This year has been difficult beyond description for so many people. While the COVID-19 pandemic has understandably occupied front pages across the country and around the globe for much of the past six months, another destructive wave continues to fester, creating so much pain and grief: our national plague of gun violence, which claims 100 lives a day. Together, the two crises have become a toxic combination.
Gun violence was a national health crisis long before COVID-19 hit us, is still a crisis amid the pandemic, and, unless we take action, will remain a crisis long after. As we grieve the loss of life each day from COVID-19, we must continue with renewed urgency to save the preventable lives of the 38,000 people killed each year by guns.
Not every home is a safe place to weather this coronavirus storm. Domestic violence is believed to be on the rise, as people are confined in their homes and not working. We know that the presence of a gun makes domestic violence more deadly, and this pandemic is no exception. A gun in the home makes it five times more likely that an abused woman will become a victim of domestic homicide.
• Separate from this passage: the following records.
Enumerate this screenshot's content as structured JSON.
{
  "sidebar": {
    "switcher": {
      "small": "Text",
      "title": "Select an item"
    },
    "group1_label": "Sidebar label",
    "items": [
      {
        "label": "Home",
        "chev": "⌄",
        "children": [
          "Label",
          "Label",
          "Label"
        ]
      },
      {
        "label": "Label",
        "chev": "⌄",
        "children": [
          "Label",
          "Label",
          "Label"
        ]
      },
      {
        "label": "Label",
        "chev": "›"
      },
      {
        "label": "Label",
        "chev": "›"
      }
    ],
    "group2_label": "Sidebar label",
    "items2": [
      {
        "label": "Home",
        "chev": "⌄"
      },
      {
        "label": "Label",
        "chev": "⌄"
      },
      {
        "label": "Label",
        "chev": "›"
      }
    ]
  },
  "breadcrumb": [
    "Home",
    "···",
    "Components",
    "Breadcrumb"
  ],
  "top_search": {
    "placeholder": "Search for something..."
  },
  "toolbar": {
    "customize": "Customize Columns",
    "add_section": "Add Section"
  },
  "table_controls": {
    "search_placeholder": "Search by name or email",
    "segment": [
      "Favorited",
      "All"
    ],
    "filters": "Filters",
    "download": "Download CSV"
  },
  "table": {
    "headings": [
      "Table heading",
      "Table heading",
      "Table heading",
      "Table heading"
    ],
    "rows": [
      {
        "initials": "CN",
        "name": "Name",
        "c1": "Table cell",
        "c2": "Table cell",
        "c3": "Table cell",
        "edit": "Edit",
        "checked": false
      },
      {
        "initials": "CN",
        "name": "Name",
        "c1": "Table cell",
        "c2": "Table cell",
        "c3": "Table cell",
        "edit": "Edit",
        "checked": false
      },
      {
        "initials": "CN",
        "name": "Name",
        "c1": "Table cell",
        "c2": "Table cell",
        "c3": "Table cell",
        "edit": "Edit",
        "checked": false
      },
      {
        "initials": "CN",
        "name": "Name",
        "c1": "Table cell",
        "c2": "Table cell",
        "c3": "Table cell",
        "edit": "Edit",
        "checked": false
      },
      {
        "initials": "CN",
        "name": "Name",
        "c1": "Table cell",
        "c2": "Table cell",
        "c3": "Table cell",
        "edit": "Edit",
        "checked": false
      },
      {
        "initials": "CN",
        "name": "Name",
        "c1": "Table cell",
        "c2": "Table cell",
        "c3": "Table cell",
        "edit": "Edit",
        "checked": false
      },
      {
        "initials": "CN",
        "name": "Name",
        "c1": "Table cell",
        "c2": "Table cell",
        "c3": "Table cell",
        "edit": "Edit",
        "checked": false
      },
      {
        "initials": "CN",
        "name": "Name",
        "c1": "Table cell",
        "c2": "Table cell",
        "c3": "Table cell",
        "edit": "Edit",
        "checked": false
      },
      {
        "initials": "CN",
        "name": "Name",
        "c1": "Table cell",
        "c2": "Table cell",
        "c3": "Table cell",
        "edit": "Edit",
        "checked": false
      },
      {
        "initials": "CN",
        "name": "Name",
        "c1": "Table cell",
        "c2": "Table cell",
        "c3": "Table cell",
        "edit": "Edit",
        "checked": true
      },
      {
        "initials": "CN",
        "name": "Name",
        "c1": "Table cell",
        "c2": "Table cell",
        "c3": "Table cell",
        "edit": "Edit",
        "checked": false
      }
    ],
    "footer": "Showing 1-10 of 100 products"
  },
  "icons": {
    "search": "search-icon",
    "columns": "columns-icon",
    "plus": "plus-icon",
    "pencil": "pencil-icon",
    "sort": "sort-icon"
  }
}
Fear from the pandemic and panic around the racial justice awakening have created a record wave in gun sales, with nearly 2 million gun purchased in March. We’ve seen armed militia groups marching on capitals and gun deaths increasing at 200-300 percent in some U.S. cities this year. We are seeing one tragedy after another, most recently in a terrible shooting at a Chicago funeral that left more than a dozen people critically wounded — a depressingly familiar sight in an otherwise unprecedented year.